The auditorium was packed, standing room only. It appears to have been designed as an all-purpose venue, which is always a frightening concept to me — all-purpose venues so often serve no purpose particularly well. The seating in the new auditorium is of the creaky bleacher variety. Surprisingly, the acoustics are not bad — not terribly warm, but very clear. I would guesstimate the space seats 150-200.
The Sonata-Fantasy is huge, just on the other side of thirty minutes, in three movements. I wrote about the first two movements a couple of months ago, but the third movement was brand new to me. On second hearing, I had more trouble with the first movement than I had before — the range of ideas and mercurial shifts were harder to follow without the score. I’ll be curious to see how I respond with further hearings.
The second movement is still spectacular.
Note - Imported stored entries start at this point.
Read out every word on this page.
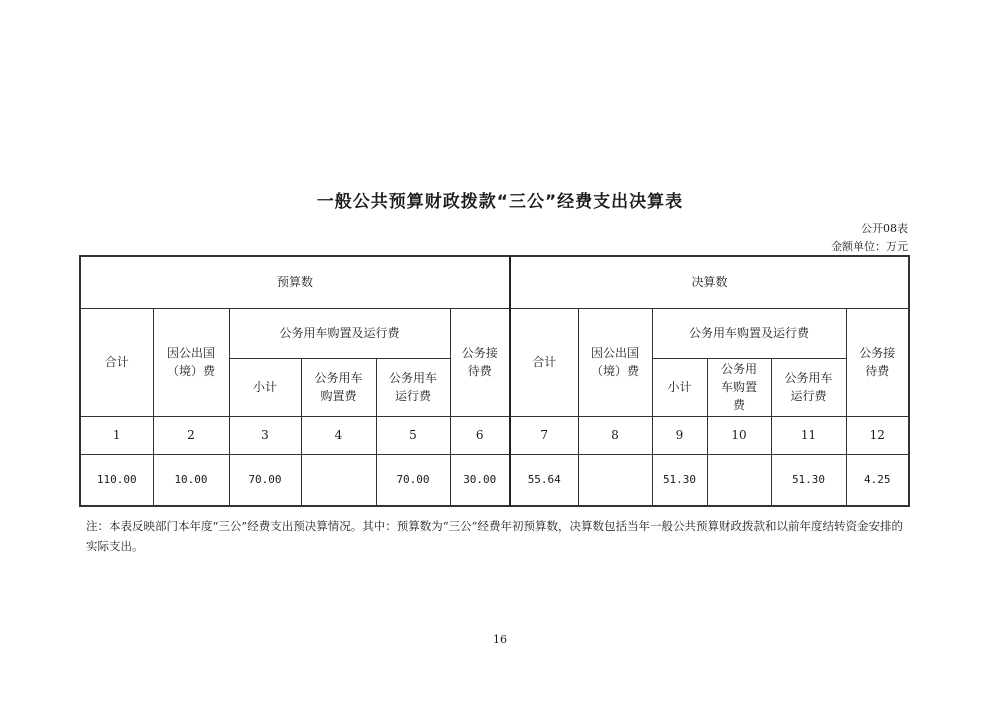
一般公共预算财政拨款“三公”经费支出决算表
公开08表
金额单位：万元
预算数						决算数					
合计	因公出国（境）费	公务用车购置及运行费			公务接待费	合计	因公出国（境）费	公务用车购置及运行费			公务接待费
		小计	公务用车购置费	公务用车运行费				小计	公务用车购置费	公务用车运行费	
1	2	3	4	5	6	7	8	9	10	11	12
110.00	10.00	70.00		70.00	30.00	55.64		51.30		51.30	4.25

注：本表反映部门本年度“三公”经费支出预决算情况。其中：预算数为“三公”经费年初预算数，决算数包括当年一般公共预算财政拨款和以前年度结转资金安排的实际支出。

16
And the third movement is a wonderful surprise, an epilogue that is both concise and far-reaching.
The audience ranged evenly in age from 20s to 70s, and there was a tremendous electricity in the air, the feeling that we were experiencing something new and wonderful, and experiencing something new and wonderful really mattered.
We live in a time when more music is being produced than ever before, yet no era has been less sure of what music is, or more skeptical of the cultural value of music.
Saturday night, for thirty minutes, the value was not in question.